# Sleep and Dreams > General Dream Discussion > Nightmares and Recurring Dreams >  >  Weird Puppet Dream

## PKJacker

"Whoever fights monsters should see to it that in the process he does not become a monster. And if you gaze long enough into an abyss, the abyss will gaze back into you."

  I get home from school and my dad brings out an old puppet that he says is decently creepy. This worries my sister a little bit but I am quite curious what he will bring out. 
First he brings out the body which is in a blue puffy costume, like a clown outfit, and it starts to walk around on it's own a little and that makes me sister gasp in surprise, but I'm laughing at how awkward it looks while trying to walk around.

Then my dad finds the head of the puppet and right when he puts the head on the puppet changes completely and I have a feeling that the puppet is all wrong. My sister is already gone, and my dad disappeared somewhere but I hear my sister screaming. The puppet's body becomes very skinny and long and black, I don't know what it's face was like, or even the back of it's head for some reason, even in the dream I couldn't see it correctly. 

Right when it gets it's head it changes it's movements as well and I keep forgetting that the puppet is actually a puppet and not a real human, and every time I remember that its a puppet I get very surprised. It starts talking but I have no idea what it was saying, I don't think it was even words, just the feeling of it talking and it's general calm composure. The screaming at this point gets higher pitched.

My dream ends when it's dancing around for some reason and I hug it to show that I accept it as a person and that I'm not afraid of it. But right when I do the live face of the puppet becomes dull and his hand that is hugging me and patting me on the back feels cold and dead, like a piece of porcelain being hit against my bones. That horrified me and woke me up for quite some time.

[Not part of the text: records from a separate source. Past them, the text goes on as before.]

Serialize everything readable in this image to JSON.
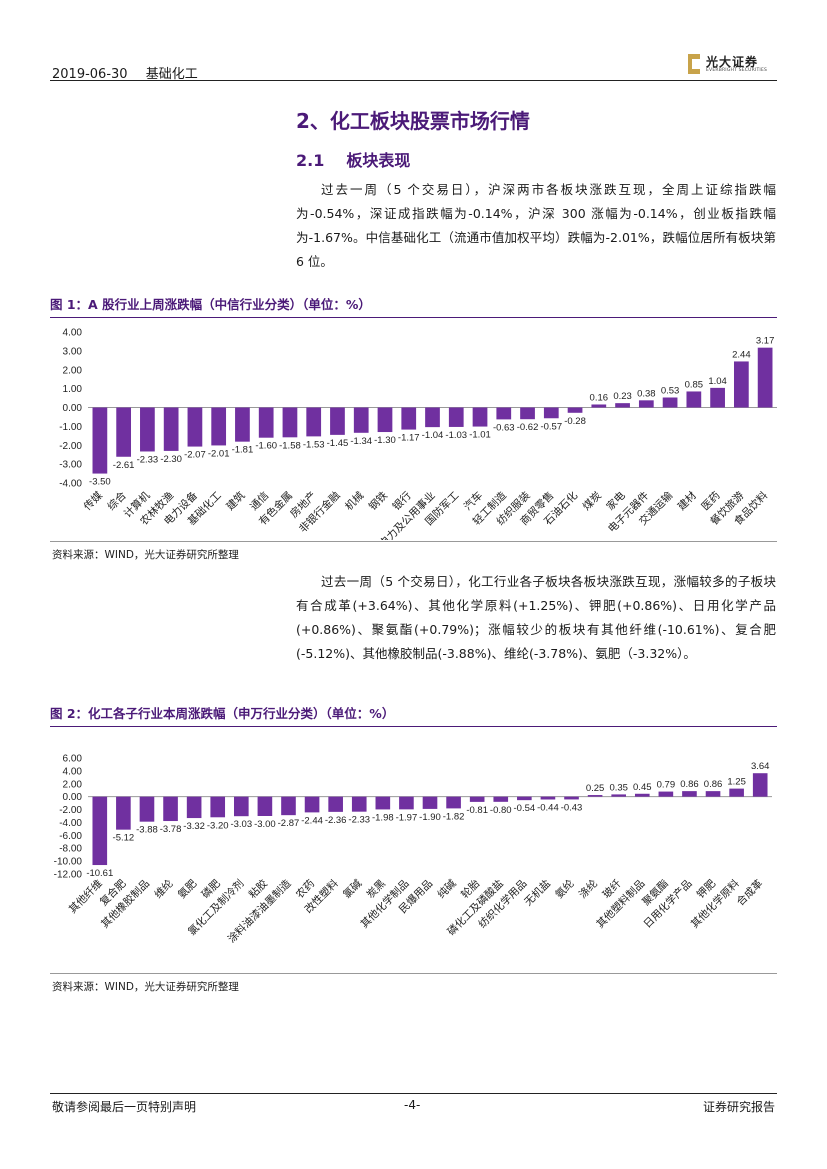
{
  "header": {
    "date": "2019-06-30",
    "sector": "基础化工",
    "logo_cn": "光大证券",
    "logo_en": "EVERBRIGHT SECURITIES"
  },
  "section": {
    "title": "2、化工板块股票市场行情",
    "sub_num": "2.1",
    "sub_title": "板块表现"
  },
  "paragraph1": "过去一周（5 个交易日），沪深两市各板块涨跌互现，全周上证综指跌幅为-0.54%，深证成指跌幅为-0.14%，沪深 300 涨幅为-0.14%，创业板指跌幅为-1.67%。中信基础化工（流通市值加权平均）跌幅为-2.01%，跌幅位居所有板块第 6 位。",
  "figure1": {
    "title": "图 1：A 股行业上周涨跌幅（中信行业分类）（单位：%）",
    "source": "资料来源：WIND，光大证券研究所整理"
  },
  "paragraph2": "过去一周（5 个交易日），化工行业各子板块各板块涨跌互现，涨幅较多的子板块有合成革(+3.64%)、其他化学原料(+1.25%)、钾肥(+0.86%)、日用化学产品(+0.86%)、聚氨酯(+0.79%)；涨幅较少的板块有其他纤维(-10.61%)、复合肥(-5.12%)、其他橡胶制品(-3.88%)、维纶(-3.78%)、氨肥（-3.32%）。",
  "figure2": {
    "title": "图 2：化工各子行业本周涨跌幅（申万行业分类）（单位：%）",
    "source": "资料来源：WIND，光大证券研究所整理"
  },
  "footer": {
    "left": "敬请参阅最后一页特别声明",
    "center": "-4-",
    "right": "证券研究报告"
  },
  "colors": {
    "accent": "#4b1a78",
    "bar": "#7030a0",
    "gold": "#c8a34a"
  },
  "chart_data": [
    {
      "type": "bar",
      "title": "A 股行业上周涨跌幅（中信行业分类）（单位：%）",
      "categories": [
        "传媒",
        "综合",
        "计算机",
        "农林牧渔",
        "电力设备",
        "基础化工",
        "建筑",
        "通信",
        "有色金属",
        "房地产",
        "非银行金融",
        "机械",
        "钢铁",
        "银行",
        "电力及公用事业",
        "国防军工",
        "汽车",
        "轻工制造",
        "纺织服装",
        "商贸零售",
        "石油石化",
        "煤炭",
        "家电",
        "电子元器件",
        "交通运输",
        "建材",
        "医药",
        "餐饮旅游",
        "食品饮料"
      ],
      "values": [
        -3.5,
        -2.61,
        -2.33,
        -2.3,
        -2.07,
        -2.01,
        -1.81,
        -1.6,
        -1.58,
        -1.53,
        -1.45,
        -1.34,
        -1.3,
        -1.17,
        -1.04,
        -1.03,
        -1.01,
        -0.63,
        -0.62,
        -0.57,
        -0.28,
        0.16,
        0.23,
        0.38,
        0.53,
        0.85,
        1.04,
        2.44,
        3.17
      ],
      "labels": [
        "-3.50",
        "-2.61",
        "-2.33",
        "-2.30",
        "-2.07",
        "-2.01",
        "-1.81",
        "-1.60",
        "-1.58",
        "-1.53",
        "-1.45",
        "-1.34",
        "-1.30",
        "-1.17",
        "-1.04",
        "-1.03",
        "-1.01",
        "-0.63",
        "-0.62",
        "-0.57",
        "-0.28",
        "0.16",
        "0.23",
        "0.38",
        "0.53",
        "0.85",
        "1.04",
        "2.44",
        "3.17"
      ],
      "yticks": [
        "4.00",
        "3.00",
        "2.00",
        "1.00",
        "0.00",
        "-1.00",
        "-2.00",
        "-3.00",
        "-4.00"
      ],
      "ylim": [
        -4,
        4
      ]
    },
    {
      "type": "bar",
      "title": "化工各子行业本周涨跌幅（申万行业分类）（单位：%）",
      "categories": [
        "其他纤维",
        "复合肥",
        "其他橡胶制品",
        "维纶",
        "氨肥",
        "磷肥",
        "氯化工及制冷剂",
        "粘胶",
        "涂料油漆油墨制造",
        "农药",
        "改性塑料",
        "氯碱",
        "炭黑",
        "其他化学制品",
        "民爆用品",
        "纯碱",
        "轮胎",
        "磷化工及磷酸盐",
        "纺织化学用品",
        "无机盐",
        "氨纶",
        "涤纶",
        "玻纤",
        "其他塑料制品",
        "聚氨酯",
        "日用化学产品",
        "钾肥",
        "其他化学原料",
        "合成革"
      ],
      "values": [
        -10.61,
        -5.12,
        -3.88,
        -3.78,
        -3.32,
        -3.2,
        -3.03,
        -3.0,
        -2.87,
        -2.44,
        -2.36,
        -2.33,
        -1.98,
        -1.97,
        -1.9,
        -1.82,
        -0.81,
        -0.8,
        -0.54,
        -0.44,
        -0.43,
        0.25,
        0.35,
        0.45,
        0.79,
        0.86,
        0.86,
        1.25,
        3.64
      ],
      "labels": [
        "-10.61",
        "-5.12",
        "-3.88",
        "-3.78",
        "-3.32",
        "-3.20",
        "-3.03",
        "-3.00",
        "-2.87",
        "-2.44",
        "-2.36",
        "-2.33",
        "-1.98",
        "-1.97",
        "-1.90",
        "-1.82",
        "-0.81",
        "-0.80",
        "-0.54",
        "-0.44",
        "-0.43",
        "0.25",
        "0.35",
        "0.45",
        "0.79",
        "0.86",
        "0.86",
        "1.25",
        "3.64"
      ],
      "yticks": [
        "6.00",
        "4.00",
        "2.00",
        "0.00",
        "-2.00",
        "-4.00",
        "-6.00",
        "-8.00",
        "-10.00",
        "-12.00"
      ],
      "ylim": [
        -12,
        6
      ]
    }
  ]
}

So what I'm wondering is what can this dream mean really, also how is it that hugging the puppet backfired?? I gave it love and it gave me horrors, literally it wasn't even a nightmare until I hugged the puppet.

----------


## Kuvon

I've been in situations like this too, I came into my room to see a girl all in black, seemed to have a really pale face in my bed, and it was staring into my eyes, and I felt cold, I was shaking and fearing for my life, but something changed about me and I decided to get really close to it just a few inches away, and no matter how scary it may feel you have to embrace and fight against the fear. (I think I may of been slightly lucid, can't remember it was awhile ago). 

Afterwards.. shit got weird, I fucked her. 

But really if you did show it love, even if the thing felt cold and went dull, why does it scare you? Because you aren't accepting it, not all things are warm and soft, and beautiful to your eyes, you need to learn to really accept things for what they are and maybe you won't experience things like this.

----------


## PKJacker

I think the problem I had was I couldn't accept for what it was since I wasn't able to see what it actually was.

The face was unclear and it's clothes and personality changed, so I wasn't looking at what was truly staying the same.

And the weird thing about it is that I didn't actually feel any fear until I hugged it, I basically wanted to tell it that it was not something to be afraid of, but then I failed since I really didn't know what it was.




> and no matter how scary it may feel you have to embrace and fight against the fear.



It was kind of an ambush there of emotions since I didn't feel any fear before that point.


I don't really know how that will help me in other dreams other than maybe take a step back and really study who people are before I make judgements.

----------


## XTheDreamerX

That's super creepy. It reminds me of a dream/nightmare I had around two-three months ago.

It's a little difficult to remember now. This is basically what happened though.

I recieved this really creepy plush doll from a family member. It looked clown-ish, like the puppet in your dream, and it had black skin and hair, a pair of large button eyes and wide Cheshire-like smile. It scared the crap out of me, but I didn't want to get rid of it since it was a gift so I stuffed it in my closet. Sometime in the dream (either before or after I put it away in the closet) I was in my bed and saw the doll's face staring at me, watching me. I had a really bad feeling about it and thought it was possessed. I tried to convince my family, but they wouldn't believe me. Then one day it went missing from the closet and I freaked out. I made my mom help me search for it. After I couldn't find it I went to see if my mom had. I saw her crying in my bathroom and she said the doll killed my dad. I then looked over to my doorway and saw the doll standing there with a knife.

It was the creepiest thing...

----------


## Inspirer

Old age?

----------